Do you use code-generation tools (aside from those used to generate proxies and from designers built-in to visual studio)?
What part(s) of your application do you generate?
Do you typically roll your own generator? If so, what type of generator do you write (asp templates, coddom etc.). If not, what 3rd party tools do you use?
I am currently working on a few different projects wich all use a custom code-generator that handles everything from generating the database structure, business entities, DAL, and BLL. I am curious about other peoples experiences are with these kinds of tools.
Home-brewed code generators work great for building unittest cases from end-user spreadsheets that contain examples of how it should work.
See Tooling to Build Test Cases for one example.
We have an in-house built code generator that takes care of database access. One writes stored procedures and gets corresponding methods abstracted in a gateway class.
We also generate web services in order to properly interface with Flash -- i.e. handling exception in a sane manner.
Finally we have an exception generator that takes away the drudgery of exception best practices (tons of constructors, etc...)
I've used one to generate serializable data objects which could be reformed across different platforms (windows, linux, solaris, mac, bsd, etc). It was an in-house solution.
I started rolling my own generators (data access, sprocs, etc) back when I was doing classic asp work (circa 2001). I slowly moved to CodeSmith, since it was much easier to deal with. I was still primarily just generating all the Data Access layer type stuff (including sprocs) for my .NET code.

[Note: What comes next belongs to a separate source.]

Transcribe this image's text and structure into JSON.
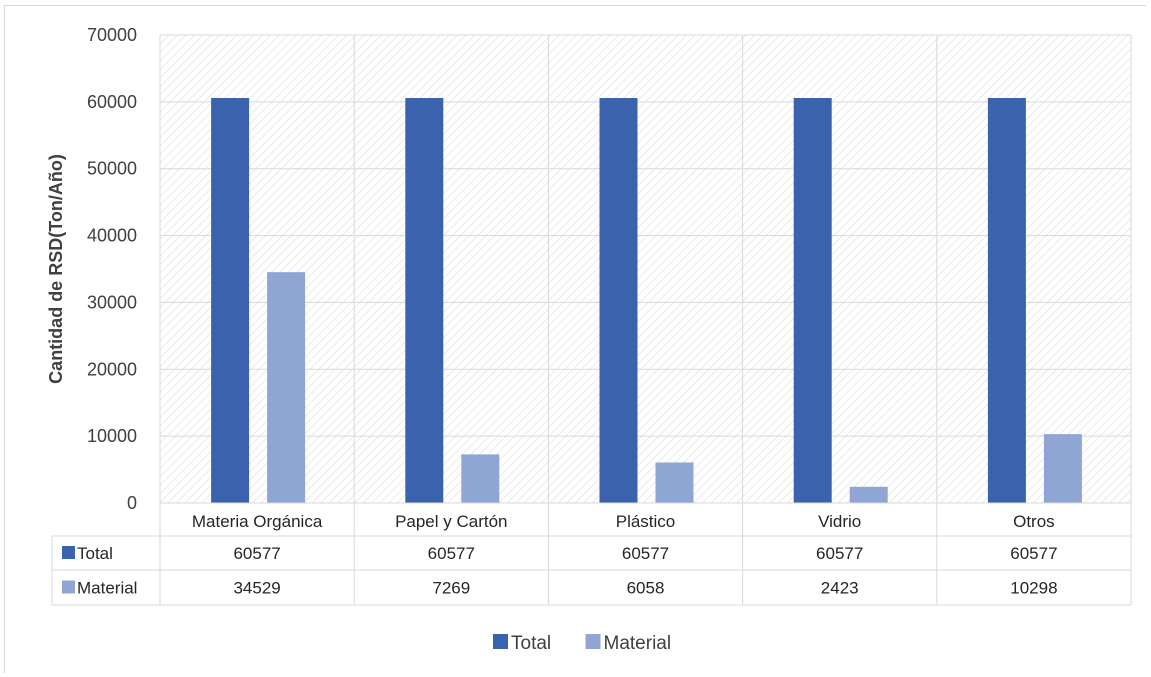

A couple years ago, I made the jump from Macro Code Generation (i.e. CodeSmith) to Micro Code Generation.
The difference is that with CodeSmith I was generating huge swaths of code for my app, all generic, and all at once. This became problematic for edge cases and regenerating when changing the source for the template (i.e. table structure). I also ran into cases where there was a high inventory of carrying code that I wasn't using, but was generated from my template. Did all those methods work? Maybe, maybe not. Going in and cleaning up the generated code would have been a huge amount of work (i.e. after more than a year on the same codebase).
Micro Code Generation, in contrast, allows me to generate exactly the classes I need, in exactly the right scenario I want. The primary tool I use to do this is ReSharper. The way I do this is by writing my unit tests before writing my production code. In that scenario, ReSharper uses my Unit Test as a template to auto-generate the skeleton for the production code. Then it's just a matter of filling in the blanks.
For Data Access, I'm no longer generating anything. I've found that a good O/R M replaces everything I used to put in my data access layer (i.e. NHibernate). Given that, I will never write or generate another data access layer in my life (I refuse to).
Plus, I get the benefits of having a large unit test suite, among other things
Since Fog Creek Software's in-house language, Wasabi, has compile-time code generators built in, we use them to automatically create the meat of our entity classes that map to database tables. So instead of writing a class with a dozen different properties and methods, we can just write:
and CKiwi will have Load(ix As Int32), Commit(), and fields/properties for every column defined in its underlying schema for the Kiwi table. It keeps us from having to have huge O/R M libraries, but still allows us to quickly add a table to our products.
At a previous employer, we had a home-grown VB.NET application that would turn an XML Schema Definition file (XSD) into a static C++ library. This made it much easier to work with C++ data types (bool, std::string, etc.), and all of the interesting XML code was hidden inside of these generated classes.